We will not tackle the details of the structural and functional characteristics here; these can be viewed looking at the technical specifications of the manufacturers / distributors.
Four different types of sensors are currently available on the market:
-OEMs: original equipment fitted during manufacturing. These are specifically programmed (with an identifying ID) for a specific vehicle model, wheel location, etc.
-clones: these are copies of the originals, for a specific vehicle.
-multi-function: already programmed for a number of different vehicles, reproducing frequencies, protocols, data, etc. The vehicle’s base station will then receive (and accept) the correct flow of information.
-clone-able: these have to be programmed for a specific vehicle, followed by a learning stage by the control unit, unless the vehicle automatically relearns the ID while being driven.
Manufacturers/distributors supply all the programming and diagnostic instruments with related instructions on how to create and clone a sensor.
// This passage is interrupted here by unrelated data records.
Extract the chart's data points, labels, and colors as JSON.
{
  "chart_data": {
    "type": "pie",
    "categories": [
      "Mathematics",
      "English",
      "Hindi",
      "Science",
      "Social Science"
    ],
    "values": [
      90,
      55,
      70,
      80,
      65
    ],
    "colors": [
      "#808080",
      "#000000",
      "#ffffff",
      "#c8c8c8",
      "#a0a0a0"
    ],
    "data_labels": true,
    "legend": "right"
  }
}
Similarly to the types currently in use, that is, rubber in standard (up to 4.5 bar) and high pressure (up to 5.5 bar) versions, and metal for speeds over 210 km / h, direct TPMS systems use special valves:
-rubber valve stems, with an independent sensor unit
-metal valve stems, with a fixed angle or an independent sensor unit
Identification and maintenance
The identification from the outside of a snap-in TPMS is quite easy, since the valve caps are longer than on traditional ones, and removing the cap reveals a beveled surface at the base with the rubber coating that does not reach the thread.
You can completely replace the valve with its components every time you change tires, while maintaining the sensor in its place, with the proper tools and spare parts. For example, close attention to the proper tightening torque of the components must be paid, according to specifications.
Even metal valves maintenance is to be provided where necessary with proper replacement parts, keeping the sensor in its place if independent from the valve.
Episodes of corrosion could result from electrochemical phenomena (the contact of metal parts of different nature), whereby damages may occur during inspection phase or when replacing tires.
Since 2013, the TPMS valves are also incorporated in the ETRTO "Standard Manual" (European Tyre and Rim Technical Organisation). To facilitate the recognition of such valves, the general notes recommend to mark the stem externally, while the TPMS marking at the base of the stem is optional.
The system’s re-set should always be performed after replacing tires or wheels, after correcting the pressure, and when reversing the position of the wheels, front / rear (that is, if the unit is not equipped with an "Autolocation" system). It should be performed with the correct tire pressure, otherwise the reliability of the data cannot be guaranteed.
As seen, it is important for a workshop to test the vehicle (check-in, or "test before touch") before starting to work on it: visual valve control / absence of warning alarms / sensors in working condition.
Diagnostic tools enable the identification of the vehicle, the state of the system and needed programming of the sensors, etc.
Advanced detection of critical situations for valves and / or sensors will prevent future difficulties with the customer for the costs of any intervention.